Pertama, menggunakan instrument kebijakan Payment Environmental Services (PES), misalnya lahan APL yang mengandung high conservation value tetap dikonversi dengan pemberian pajak atau diikutkan dalam skema REDD+. Selain itu Kementerian Lingkungan Hidup dan Kehutanan juga perlu mengapresiasi dan mendukung usulan pemda yang mengkonservasi lahan di luar kawasan hutan.

Kedua, land swap dilakukan melalui review RTRWP yang dapat dilakukansecara keseluruhan dalam review tata ruang 5 tahun sekali. Dimungkinkan juga dilakukan secara parsial yang diajukan oleh Bupati. Disini, komitmen pimpinan daerah terhadap kelestarian hutan sangat menentukan review RTRWP.

Ketiga, perbaikan tata kelola hutan dengan manajeman yang baik merupakan opsi yang utama daripada melakukan pertukaran hutan atau lahan

Keempat, pembelian lahan APL yang berhutan oleh pemerintah melalui APBN, tetapi pemerintah perlu menyediakan anggaran yang cukup besar untuk opsi ini. Hal ini sudah dilakukan oleh DKI Jakarta dengan cara membeli lahan dari APBD untuk dijadikan hutan kota untuk menambah ruang terbuka hijau.

Kelima, tukar menukar kawasan hutan terdegradasi dengan APL berhutan. Areal yang mungkin dilakukan land swap adalah mempertahankan hutan primer yang ada di Hutan Primer Konversi (HPK). HPK adalah kawasan hutan yang secara ruang dicadangkan untuk digunakan bagi pembangunan di luar kegiatan kehutanan.

Konsep land swap seharusnya dipandang sebagai sebuah mekanisme restrukturisasi kawasan hutan agar lebih optimal mengingat di beberapa propinsi terdapat APL (Areal Penggunaan Lain) berhutan sedangkan kawasan hutan sebagian kondisinya rusak.  “Filosofi land swap seharusnya bukan semata-mata untuk konservasi (meningkatkan cadangan karbon) tetapi mempertimbangkan fungsi social-ekonomi dan ekologi, “kata Ekawati dkk.

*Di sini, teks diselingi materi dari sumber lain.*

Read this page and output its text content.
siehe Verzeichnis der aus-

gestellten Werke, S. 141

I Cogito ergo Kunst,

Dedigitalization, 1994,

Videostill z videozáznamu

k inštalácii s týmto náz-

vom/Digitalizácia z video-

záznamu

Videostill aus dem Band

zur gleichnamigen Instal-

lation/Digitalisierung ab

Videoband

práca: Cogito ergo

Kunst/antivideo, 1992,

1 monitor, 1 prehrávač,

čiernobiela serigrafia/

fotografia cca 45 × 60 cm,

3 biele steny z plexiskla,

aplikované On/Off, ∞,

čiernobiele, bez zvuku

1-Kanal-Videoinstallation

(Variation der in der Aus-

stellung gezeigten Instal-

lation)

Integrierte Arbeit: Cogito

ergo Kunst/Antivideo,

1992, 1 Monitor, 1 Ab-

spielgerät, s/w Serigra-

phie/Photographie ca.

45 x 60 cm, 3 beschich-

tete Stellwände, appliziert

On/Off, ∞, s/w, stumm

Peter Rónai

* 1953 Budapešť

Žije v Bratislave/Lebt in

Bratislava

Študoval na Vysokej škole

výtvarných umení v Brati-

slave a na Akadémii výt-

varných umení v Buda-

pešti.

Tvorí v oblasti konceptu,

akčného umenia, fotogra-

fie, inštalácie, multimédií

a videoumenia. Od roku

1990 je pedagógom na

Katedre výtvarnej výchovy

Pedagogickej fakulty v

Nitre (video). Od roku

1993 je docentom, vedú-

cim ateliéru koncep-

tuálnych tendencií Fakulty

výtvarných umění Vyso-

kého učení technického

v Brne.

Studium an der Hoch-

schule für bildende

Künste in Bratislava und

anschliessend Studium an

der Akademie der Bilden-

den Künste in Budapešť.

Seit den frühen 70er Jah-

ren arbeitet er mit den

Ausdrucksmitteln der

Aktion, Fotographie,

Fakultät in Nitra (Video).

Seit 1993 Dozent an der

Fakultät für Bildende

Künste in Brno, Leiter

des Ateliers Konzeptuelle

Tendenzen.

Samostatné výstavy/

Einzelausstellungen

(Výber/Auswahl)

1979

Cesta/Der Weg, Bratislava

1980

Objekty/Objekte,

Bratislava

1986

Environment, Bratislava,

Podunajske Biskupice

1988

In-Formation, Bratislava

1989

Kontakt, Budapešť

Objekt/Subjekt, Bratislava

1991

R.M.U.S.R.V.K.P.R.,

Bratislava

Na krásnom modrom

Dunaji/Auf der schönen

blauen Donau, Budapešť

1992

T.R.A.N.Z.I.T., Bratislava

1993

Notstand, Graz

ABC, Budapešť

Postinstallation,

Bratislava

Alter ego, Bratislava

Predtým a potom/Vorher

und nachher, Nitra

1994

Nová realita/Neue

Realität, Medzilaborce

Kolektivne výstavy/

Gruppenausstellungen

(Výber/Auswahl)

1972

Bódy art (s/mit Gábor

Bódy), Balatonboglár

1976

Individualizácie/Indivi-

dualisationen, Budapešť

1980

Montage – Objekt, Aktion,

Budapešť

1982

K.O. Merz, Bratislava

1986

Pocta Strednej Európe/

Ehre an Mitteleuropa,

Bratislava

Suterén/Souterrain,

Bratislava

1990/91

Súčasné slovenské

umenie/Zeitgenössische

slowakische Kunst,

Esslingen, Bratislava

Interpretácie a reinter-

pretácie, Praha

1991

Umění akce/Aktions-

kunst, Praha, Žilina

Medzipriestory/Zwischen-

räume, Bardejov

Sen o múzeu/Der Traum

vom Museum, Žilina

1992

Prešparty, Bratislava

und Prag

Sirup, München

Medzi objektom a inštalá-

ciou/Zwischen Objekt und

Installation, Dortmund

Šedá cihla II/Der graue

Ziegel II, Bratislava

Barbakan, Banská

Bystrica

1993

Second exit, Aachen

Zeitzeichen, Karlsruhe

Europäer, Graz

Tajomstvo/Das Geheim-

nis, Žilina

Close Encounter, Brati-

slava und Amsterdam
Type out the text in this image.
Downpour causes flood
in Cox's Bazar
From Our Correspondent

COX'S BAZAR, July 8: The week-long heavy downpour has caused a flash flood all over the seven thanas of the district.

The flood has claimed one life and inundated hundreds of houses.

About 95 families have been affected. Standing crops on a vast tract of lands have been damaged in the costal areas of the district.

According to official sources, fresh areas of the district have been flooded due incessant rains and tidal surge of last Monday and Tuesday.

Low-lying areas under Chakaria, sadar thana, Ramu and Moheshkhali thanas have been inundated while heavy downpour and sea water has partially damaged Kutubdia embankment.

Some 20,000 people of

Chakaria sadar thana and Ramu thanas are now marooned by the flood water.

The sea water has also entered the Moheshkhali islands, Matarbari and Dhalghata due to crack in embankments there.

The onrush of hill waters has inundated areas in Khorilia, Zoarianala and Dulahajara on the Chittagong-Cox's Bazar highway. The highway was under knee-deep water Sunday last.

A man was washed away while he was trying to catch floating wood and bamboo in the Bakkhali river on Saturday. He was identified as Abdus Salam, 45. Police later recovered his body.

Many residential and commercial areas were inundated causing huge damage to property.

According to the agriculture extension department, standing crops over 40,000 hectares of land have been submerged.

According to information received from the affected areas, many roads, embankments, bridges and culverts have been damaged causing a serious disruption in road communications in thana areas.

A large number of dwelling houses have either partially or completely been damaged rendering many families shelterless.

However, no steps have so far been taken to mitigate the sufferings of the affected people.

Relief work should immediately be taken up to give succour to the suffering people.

Ekawati dkk mengatakan bahwa filosofi land swap bisa mengadopsi filosofi tukar-menukar kawasan hutan yang ada saat ini, yaitu memperluas kawasan hutan, dengan rasio minimal tukar-menukar kawasan hutan dengan lahan pengganti 1: 1, bahkan dimungkinkan bisa lebih tergantung dari penilaian Tim Terpadu.

“Tukar-menukar kawasan hutan harus bisa menjamin luas kawasan hutan paling sedikit 30% dari luas daerah aliran sungai (DAS), pulau, dan/atau propinsi dengan sebaran yang proporsional sehingga dapat mempertahankan daya dukung kawasan hutan tetap layak kelola. Hal tersebut sesuai dengan amanah UU 41/1999 tentang Kehutanan,”ungkap Ekawati dkk.

Secara harfiah, land swap adalah tukar-menukar lahan. Land swap di sektor kehutanan dilakukan dengan cara menukar kawasan hutan yang terdegradasi dengan areal di luar kawasan hutan yang berhutan.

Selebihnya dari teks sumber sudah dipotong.